Cryptocurrency Soft Forks
A crypto soft fork doesn’t lead to the creation of new cryptocurrencies. This means that you don’t have to pay any tax on a soft fork. In simple terms, If a blockchain network undergoes a protocol change but doesn’t create a new token, it is not considered an income and you don’t have to pay taxes.
Cryptocurrency Air Drops
Cryptocurrency airdrops are recognized as income and are hence taxable on the day/time it was received. The income is recognized based on the fair market value of the cryptocurrency at the time of receipt. If an airdrop event occurs and you do not receive any cryptocurrency, you don’t have to pay taxes on it.
The Best Platform to Make a Fork
There are several platforms to create a custom cryptocurrency, but Ethereum and Bitcoin-based technologies are often used by developers.
- Bitcoin Forks
The largest amount of forks is based on Bitcoin Technology merely because it was the first-ever crypto payments sample. Therefore, developers at least consider it once before creating a cryptocurrency.
Bitcoin technology is ideal if your business requires ordinary system tasks and simple payments.

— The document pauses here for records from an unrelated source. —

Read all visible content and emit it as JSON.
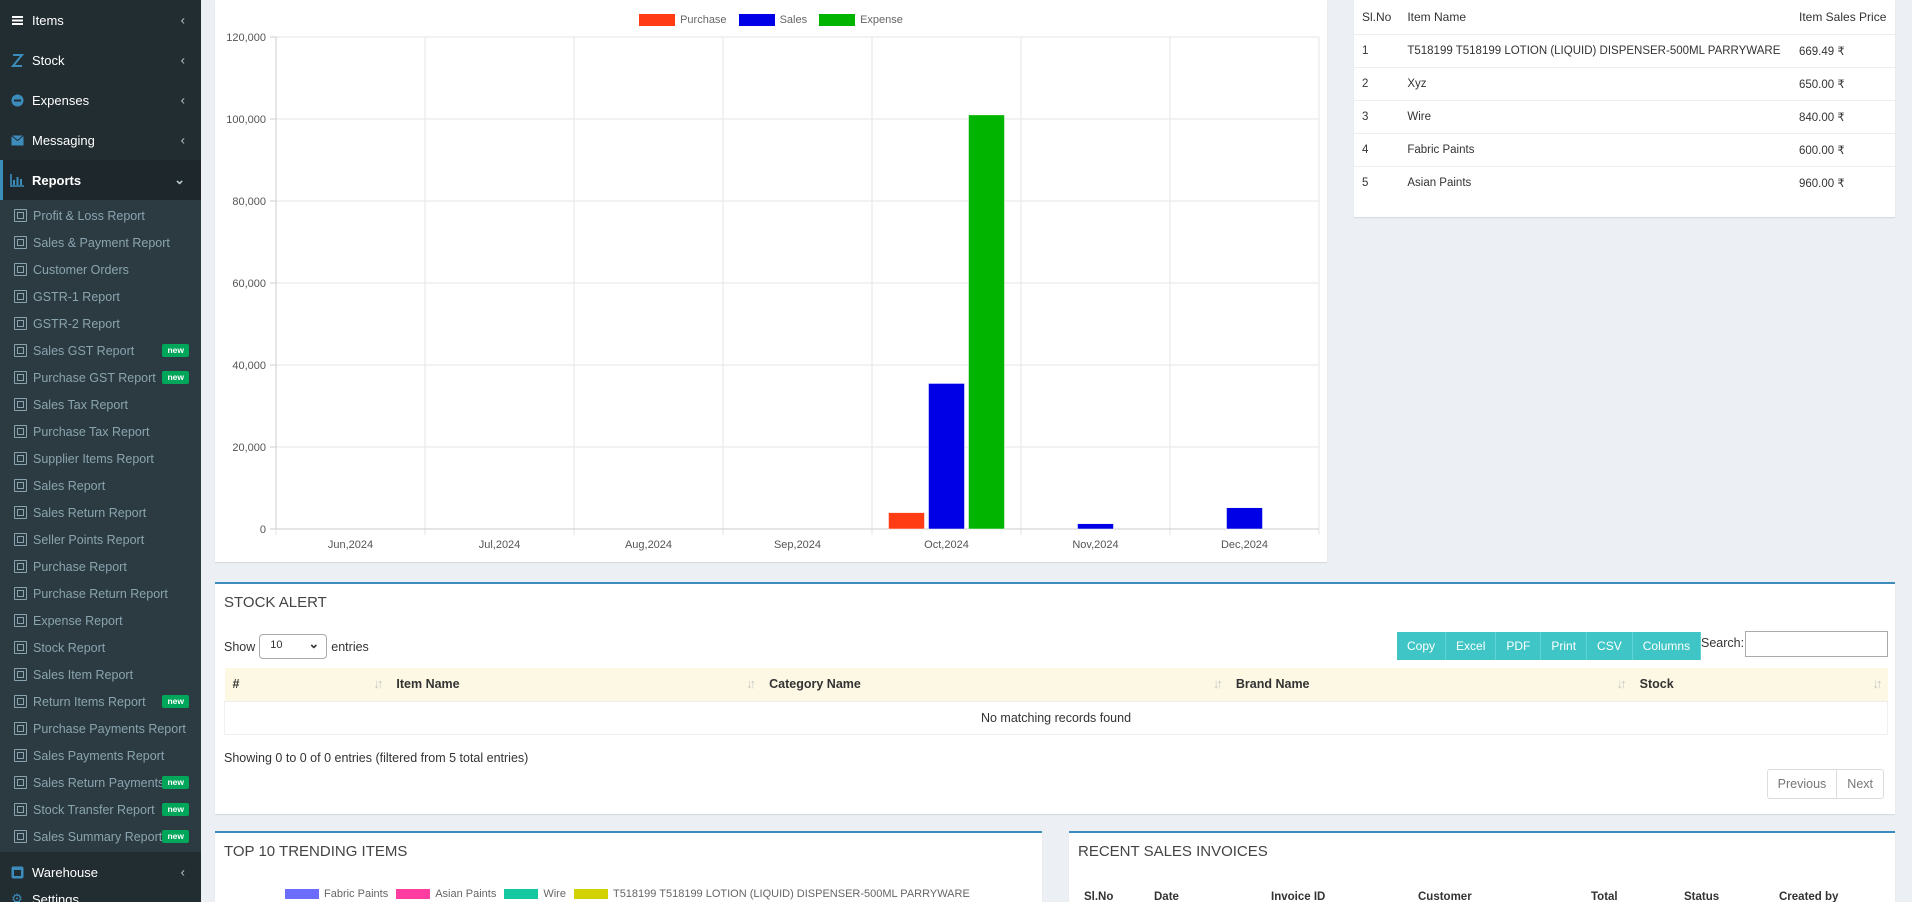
{
  "sidebar": {
    "top_items": [
      {
        "label": "Items",
        "icon": "items-icon"
      },
      {
        "label": "Stock",
        "icon": "stock-icon"
      },
      {
        "label": "Expenses",
        "icon": "expenses-icon"
      },
      {
        "label": "Messaging",
        "icon": "envelope-icon"
      }
    ],
    "reports_label": "Reports",
    "reports": [
      {
        "label": "Profit & Loss Report",
        "badge": ""
      },
      {
        "label": "Sales & Payment Report",
        "badge": ""
      },
      {
        "label": "Customer Orders",
        "badge": ""
      },
      {
        "label": "GSTR-1 Report",
        "badge": ""
      },
      {
        "label": "GSTR-2 Report",
        "badge": ""
      },
      {
        "label": "Sales GST Report",
        "badge": "new"
      },
      {
        "label": "Purchase GST Report",
        "badge": "new"
      },
      {
        "label": "Sales Tax Report",
        "badge": ""
      },
      {
        "label": "Purchase Tax Report",
        "badge": ""
      },
      {
        "label": "Supplier Items Report",
        "badge": ""
      },
      {
        "label": "Sales Report",
        "badge": ""
      },
      {
        "label": "Sales Return Report",
        "badge": ""
      },
      {
        "label": "Seller Points Report",
        "badge": ""
      },
      {
        "label": "Purchase Report",
        "badge": ""
      },
      {
        "label": "Purchase Return Report",
        "badge": ""
      },
      {
        "label": "Expense Report",
        "badge": ""
      },
      {
        "label": "Stock Report",
        "badge": ""
      },
      {
        "label": "Sales Item Report",
        "badge": ""
      },
      {
        "label": "Return Items Report",
        "badge": "new"
      },
      {
        "label": "Purchase Payments Report",
        "badge": ""
      },
      {
        "label": "Sales Payments Report",
        "badge": ""
      },
      {
        "label": "Sales Return Payments",
        "badge": "new"
      },
      {
        "label": "Stock Transfer Report",
        "badge": "new"
      },
      {
        "label": "Sales Summary Report",
        "badge": "new"
      }
    ],
    "warehouse_label": "Warehouse",
    "settings_label": "Settings"
  },
  "chart_data": {
    "type": "bar",
    "categories": [
      "Jun,2024",
      "Jul,2024",
      "Aug,2024",
      "Sep,2024",
      "Oct,2024",
      "Nov,2024",
      "Dec,2024"
    ],
    "series": [
      {
        "name": "Purchase",
        "color": "#ff3c14",
        "values": [
          0,
          0,
          0,
          0,
          4000,
          0,
          0
        ]
      },
      {
        "name": "Sales",
        "color": "#0000e6",
        "values": [
          0,
          0,
          0,
          0,
          35500,
          1300,
          5200
        ]
      },
      {
        "name": "Expense",
        "color": "#00b400",
        "values": [
          0,
          0,
          0,
          0,
          101000,
          0,
          0
        ]
      }
    ],
    "ylim": [
      0,
      120000
    ],
    "yticks": [
      "0",
      "20,000",
      "40,000",
      "60,000",
      "80,000",
      "100,000",
      "120,000"
    ],
    "legend": "top"
  },
  "item_prices": {
    "headers": [
      "Sl.No",
      "Item Name",
      "Item Sales Price"
    ],
    "rows": [
      [
        "1",
        "T518199 T518199 LOTION (LIQUID) DISPENSER-500ML PARRYWARE",
        "669.49 ₹"
      ],
      [
        "2",
        "Xyz",
        "650.00 ₹"
      ],
      [
        "3",
        "Wire",
        "840.00 ₹"
      ],
      [
        "4",
        "Fabric Paints",
        "600.00 ₹"
      ],
      [
        "5",
        "Asian Paints",
        "960.00 ₹"
      ]
    ]
  },
  "stock_alert": {
    "title": "STOCK ALERT",
    "show": "Show",
    "entries_value": "10",
    "entries": "entries",
    "buttons": [
      "Copy",
      "Excel",
      "PDF",
      "Print",
      "CSV",
      "Columns"
    ],
    "search_label": "Search:",
    "columns": [
      "#",
      "Item Name",
      "Category Name",
      "Brand Name",
      "Stock"
    ],
    "empty": "No matching records found",
    "showing": "Showing 0 to 0 of 0 entries (filtered from 5 total entries)",
    "prev": "Previous",
    "next": "Next"
  },
  "trending": {
    "title": "TOP 10 TRENDING ITEMS",
    "legend": [
      {
        "name": "Fabric Paints",
        "color": "#6c6cff"
      },
      {
        "name": "Asian Paints",
        "color": "#ff3ca0"
      },
      {
        "name": "Wire",
        "color": "#14c8a0"
      },
      {
        "name": "T518199 T518199 LOTION (LIQUID) DISPENSER-500ML PARRYWARE",
        "color": "#d2d200"
      }
    ]
  },
  "recent": {
    "title": "RECENT SALES INVOICES",
    "headers": [
      "Sl.No",
      "Date",
      "Invoice ID",
      "Customer",
      "Total",
      "Status",
      "Created by"
    ]
  }
}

For more intricate solutions, Ethereum-based forks are a great foundation to start your own cryptocurrency.
- Dash Blockchain
As a direct fork of Bitcoin, Dash has made some innovative changes to the initial technology. For starters, it has enhanced the Bitcoin Consensus mechanism from the X11 hashing algorithm to an energy-efficient PoW and adjustment of master nodes. This enhances the operations features such as DAO creation for governing the protocol. Also, master nodes are a better security solution as they prevent malicious attacks on the network.
- Qtum Blockchain
Even though Qtum is a Bitcoin fork, it supports Ethereum EVMand supports smart contract creation. Qtum has integrated DGP management into its system to adjust to new blockchain settings via smart contracts reducing hard forks significantly.
Unlike Dash Blockchain, Qtum doesn’t use DAO governing or master nodes for protocol operations. It has a proof-of-stake (PoS) consensus algorithm allowing users to stake a process a node. Additionally, it has a large community that looks after the network and takes third place after Ethereum and Bitcoin.
To Summarize
To quickly recap, how to fork a cryptocurrency, there are two main ways to do it. The first is to start from scratch and the second is to fork an existing crypto blockchain network. Either way, forking a cryptocurrency is a great way to add scalability and technological enhancements to a blockchain network.